When the project first started out, things were fairly easy. Using Nokogiri to scrape the site, I found the CSS selectors fairly simple to differentiate. Comixology has used many specific attributes for the various sections of their pages, which made selecting specific information a breeze.
Strange text formatting
The first minor hurdle came with the formatting of some of the text on the page. Instead of using raw CSS for positioning, page used tabs and newlines for some of their text positioning. This resulted in output like this (in this case, artists):
\n\t\t\t\t\t\t\t\n\t\t\t\t\t\t\t\tJohn Buscema\t\t\t\t\t\t\t\n\t\t\t\t\t\t\n\t\t\t\t\t\t\t\n\t\t\t\t\t\t\t\tKim DeMulder\t\t\t\t\t\t\
t\n\t\t\t\t\t\t\n\t\t\t\t\t\t\t\n\t\t\t\t\t\t\t\tDavid Mazzucchelli\t\t\t\t\t\t\t\n\t\t\t\t\t\t\n\t\t\t\t\t\t\t\n\t\t\t\t\t\t\t\tGerry Ta
loc\t\t\t\t\t\t\t\n\t\t\t\t\t\t
Obviously, that’s no good for a program that’s designed to be human readable. I needed to remove these non-characters, and I also wanted a format that would differentiate names, no matter how many different contributors had worked on a specific book. I ended up using the following line:
issue_hash[:artist] = page.css("h2[title='Art by']").text.gsub("\n\t\t\t\t\t\t\n\t\t\t\t\t\t\t\n", ", ").gsub("\t", "").gsub("\n", "").split.join(" ")
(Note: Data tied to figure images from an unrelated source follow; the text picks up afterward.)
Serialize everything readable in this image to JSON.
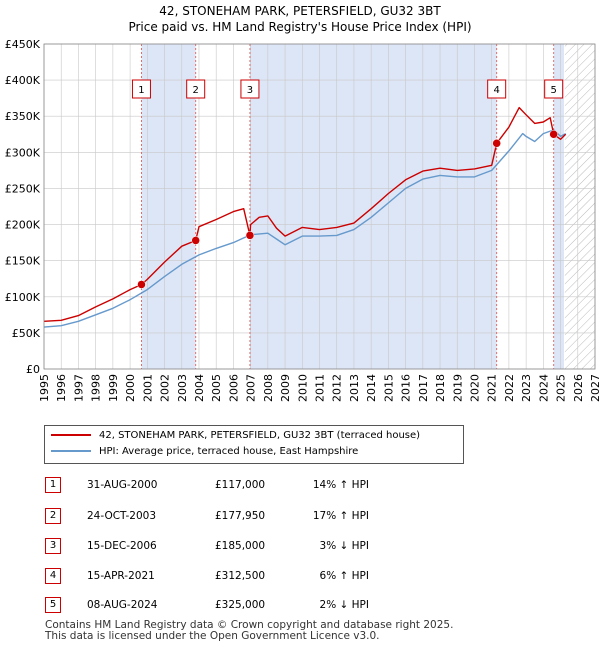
{
  "page": {
    "title_line1": "42, STONEHAM PARK, PETERSFIELD, GU32 3BT",
    "title_line2": "Price paid vs. HM Land Registry's House Price Index (HPI)"
  },
  "colors": {
    "red": "#cc0000",
    "blue": "#6699cc",
    "shade": "#dde6f6",
    "grid": "#c8c8c8",
    "hatch": "#bbbbbb"
  },
  "chart_data": {
    "type": "line",
    "title": "42, STONEHAM PARK, PETERSFIELD, GU32 3BT",
    "subtitle": "Price paid vs. HM Land Registry's House Price Index (HPI)",
    "xlabel": "",
    "ylabel": "",
    "xlim": [
      1995,
      2027
    ],
    "ylim": [
      0,
      450000
    ],
    "grid": true,
    "y_ticks": [
      {
        "value": 0,
        "label": "£0"
      },
      {
        "value": 50000,
        "label": "£50K"
      },
      {
        "value": 100000,
        "label": "£100K"
      },
      {
        "value": 150000,
        "label": "£150K"
      },
      {
        "value": 200000,
        "label": "£200K"
      },
      {
        "value": 250000,
        "label": "£250K"
      },
      {
        "value": 300000,
        "label": "£300K"
      },
      {
        "value": 350000,
        "label": "£350K"
      },
      {
        "value": 400000,
        "label": "£400K"
      },
      {
        "value": 450000,
        "label": "£450K"
      }
    ],
    "x_ticks": [
      "1995",
      "1996",
      "1997",
      "1998",
      "1999",
      "2000",
      "2001",
      "2002",
      "2003",
      "2004",
      "2005",
      "2006",
      "2007",
      "2008",
      "2009",
      "2010",
      "2011",
      "2012",
      "2013",
      "2014",
      "2015",
      "2016",
      "2017",
      "2018",
      "2019",
      "2020",
      "2021",
      "2022",
      "2023",
      "2024",
      "2025",
      "2026",
      "2027"
    ],
    "shaded_periods": [
      [
        2000.66,
        2003.81
      ],
      [
        2006.96,
        2021.29
      ],
      [
        2024.6,
        2025.2
      ]
    ],
    "future_hatch_from": 2025.25,
    "series": [
      {
        "name": "42, STONEHAM PARK, PETERSFIELD, GU32 3BT (terraced house)",
        "color": "#cc0000",
        "points": [
          [
            1995,
            66000
          ],
          [
            1996,
            67500
          ],
          [
            1997,
            74000
          ],
          [
            1998,
            86000
          ],
          [
            1999,
            97000
          ],
          [
            2000,
            110000
          ],
          [
            2000.66,
            117000
          ],
          [
            2001,
            124000
          ],
          [
            2002,
            148000
          ],
          [
            2003,
            170000
          ],
          [
            2003.81,
            177950
          ],
          [
            2004,
            197000
          ],
          [
            2005,
            207000
          ],
          [
            2006,
            218000
          ],
          [
            2006.6,
            222000
          ],
          [
            2006.96,
            185000
          ],
          [
            2007,
            200000
          ],
          [
            2007.5,
            210000
          ],
          [
            2008,
            212000
          ],
          [
            2008.5,
            195000
          ],
          [
            2009,
            184000
          ],
          [
            2010,
            196000
          ],
          [
            2011,
            193000
          ],
          [
            2012,
            196000
          ],
          [
            2013,
            202000
          ],
          [
            2014,
            222000
          ],
          [
            2015,
            243000
          ],
          [
            2016,
            262000
          ],
          [
            2017,
            274000
          ],
          [
            2018,
            278000
          ],
          [
            2019,
            275000
          ],
          [
            2020,
            277000
          ],
          [
            2021,
            282000
          ],
          [
            2021.29,
            312500
          ],
          [
            2022,
            335000
          ],
          [
            2022.6,
            362000
          ],
          [
            2023,
            352000
          ],
          [
            2023.5,
            340000
          ],
          [
            2024,
            342000
          ],
          [
            2024.4,
            348000
          ],
          [
            2024.6,
            325000
          ],
          [
            2025,
            318000
          ],
          [
            2025.3,
            325000
          ]
        ]
      },
      {
        "name": "HPI: Average price, terraced house, East Hampshire",
        "color": "#6699cc",
        "points": [
          [
            1995,
            58000
          ],
          [
            1996,
            60000
          ],
          [
            1997,
            66000
          ],
          [
            1998,
            75000
          ],
          [
            1999,
            84000
          ],
          [
            2000,
            96000
          ],
          [
            2001,
            110000
          ],
          [
            2002,
            128000
          ],
          [
            2003,
            145000
          ],
          [
            2004,
            158000
          ],
          [
            2005,
            167000
          ],
          [
            2006,
            175000
          ],
          [
            2007,
            186000
          ],
          [
            2008,
            188000
          ],
          [
            2008.5,
            180000
          ],
          [
            2009,
            172000
          ],
          [
            2010,
            184000
          ],
          [
            2011,
            184000
          ],
          [
            2012,
            185000
          ],
          [
            2013,
            193000
          ],
          [
            2014,
            210000
          ],
          [
            2015,
            230000
          ],
          [
            2016,
            250000
          ],
          [
            2017,
            263000
          ],
          [
            2018,
            268000
          ],
          [
            2019,
            266000
          ],
          [
            2020,
            266000
          ],
          [
            2021,
            275000
          ],
          [
            2022,
            302000
          ],
          [
            2022.8,
            326000
          ],
          [
            2023,
            322000
          ],
          [
            2023.5,
            315000
          ],
          [
            2024,
            326000
          ],
          [
            2024.6,
            331000
          ],
          [
            2025,
            322000
          ],
          [
            2025.3,
            326000
          ]
        ]
      }
    ],
    "sales": [
      {
        "id": "1",
        "x": 2000.66,
        "price": 117000
      },
      {
        "id": "2",
        "x": 2003.81,
        "price": 177950
      },
      {
        "id": "3",
        "x": 2006.96,
        "price": 185000
      },
      {
        "id": "4",
        "x": 2021.29,
        "price": 312500
      },
      {
        "id": "5",
        "x": 2024.6,
        "price": 325000
      }
    ]
  },
  "legend": {
    "items": [
      {
        "label": "42, STONEHAM PARK, PETERSFIELD, GU32 3BT (terraced house)"
      },
      {
        "label": "HPI: Average price, terraced house, East Hampshire"
      }
    ]
  },
  "transactions": [
    {
      "id": "1",
      "date": "31-AUG-2000",
      "price": "£117,000",
      "hpi": "14% ↑ HPI"
    },
    {
      "id": "2",
      "date": "24-OCT-2003",
      "price": "£177,950",
      "hpi": "17% ↑ HPI"
    },
    {
      "id": "3",
      "date": "15-DEC-2006",
      "price": "£185,000",
      "hpi": "3% ↓ HPI"
    },
    {
      "id": "4",
      "date": "15-APR-2021",
      "price": "£312,500",
      "hpi": "6% ↑ HPI"
    },
    {
      "id": "5",
      "date": "08-AUG-2024",
      "price": "£325,000",
      "hpi": "2% ↓ HPI"
    }
  ],
  "footer": {
    "line1": "Contains HM Land Registry data © Crown copyright and database right 2025.",
    "line2": "This data is licensed under the Open Government Licence v3.0."
  }
}
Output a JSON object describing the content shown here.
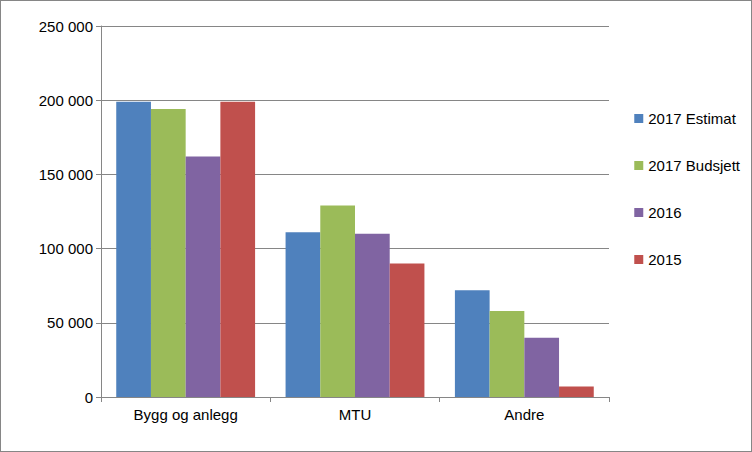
{
  "chart_data": {
    "type": "bar",
    "categories": [
      "Bygg og anlegg",
      "MTU",
      "Andre"
    ],
    "series": [
      {
        "name": "2017 Estimat",
        "color": "#4f81bd",
        "values": [
          199000,
          111000,
          72000
        ]
      },
      {
        "name": "2017 Budsjett",
        "color": "#9bbb59",
        "values": [
          194000,
          129000,
          58000
        ]
      },
      {
        "name": "2016",
        "color": "#8064a2",
        "values": [
          162000,
          110000,
          40000
        ]
      },
      {
        "name": "2015",
        "color": "#c0504d",
        "values": [
          199000,
          90000,
          7000
        ]
      }
    ],
    "ylim": [
      0,
      250000
    ],
    "yticks": [
      0,
      {
        "value": 50000,
        "label": "50 000"
      },
      {
        "value": 100000,
        "label": "100 000"
      },
      {
        "value": 150000,
        "label": "150 000"
      },
      {
        "value": 200000,
        "label": "200 000"
      },
      {
        "value": 250000,
        "label": "250 000"
      }
    ],
    "grid": true,
    "legend": "right"
  }
}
Essentially, what we do here is find a very specific string that Comixology uses to achieve newlines and position between contributors and replace it with a comma and a space. Then, we find every other tab and newline and remove them outright. Finally, we split the string on space characters and then rejoin. We do this cleanse our strings of repeated spaces, since some strings within the Comixology site use long strings of spaces for positioning. This may seem like a roundabout method of achieving this (versus something like .squeeze), but as it turns out, this is one of the most efficient methods for small strings.
Foreign characters in URLs
The next foible had to do with URL parsing. Scraping Comixology’s main site was working just fine, but I found the app failing when attempting to drill down into some of the issues on the site. Upon further investigation, I found these issues were in foreign languages (French, Italian, etc) and the URLs referring specifically to them included non-unicode characters. These charcaters are not supported by Ruby’s URI implementation.
To deal with this issue, I chose to implement the Addressable gem. Addressable provides many functions for dealing with URIs more robustly than Ruby can natively, but in this case what I wanted was the ability to normalize my path, replacing the foreign characters with their percent-encoded equivalent. See below:
issue_uri = Addressable::URI.parse(issue_url)
parse_path = "https://www.comixology.com/" + issue_uri.normalized_path
page = Nokogiri::HTML(open(parse_path))
###Future plans
The Comixology New Release Extractor is now at a point where I feel comfortable submitting it as a project. However, I would not feel comfortable submitting it to the general public or attempting to publish it as a gem. There are a few changes that need to be made before that can be considered.
Formatting and pagination
Right now, user output is pretty good, if ascetic, at the single issue level. But the full list level is a different story. In its current format, the list option returns 188 issues, at one per line. That’s a lot for a user to scroll through in a terminal window. I tried Pager, but it wasn’t very user friendly. One option might be to use Command Line Reporter, but another possibility would be to split the lines up via nested arrays and build the paging in myself.
I’d also like to begin extracting the release dates and optionally grouping comic releases beneath them, since the new release page displays releases from multiple dates.
Reading ALL comic releases
Comixology’s release page pages out the releases at a maximum of 12 per date. I believe we could read all of the pages from each date by reading the hrefs of the buttons and then checking the CSS of the page they lead to, but that will be both network intensive (slow) and involved to implement.
Making the app into a usable gem
Once all the above are completed, I’ll consider this a possibility.
Summation
Creating this app has definitely been a learning experience. Some things that I thought would be difficult (CSS selectors) ended up being very simple. Other things that I expected to be trivial (output format) turned out to be major issues. I look forward to my instructor code review and my continued improvement on this project.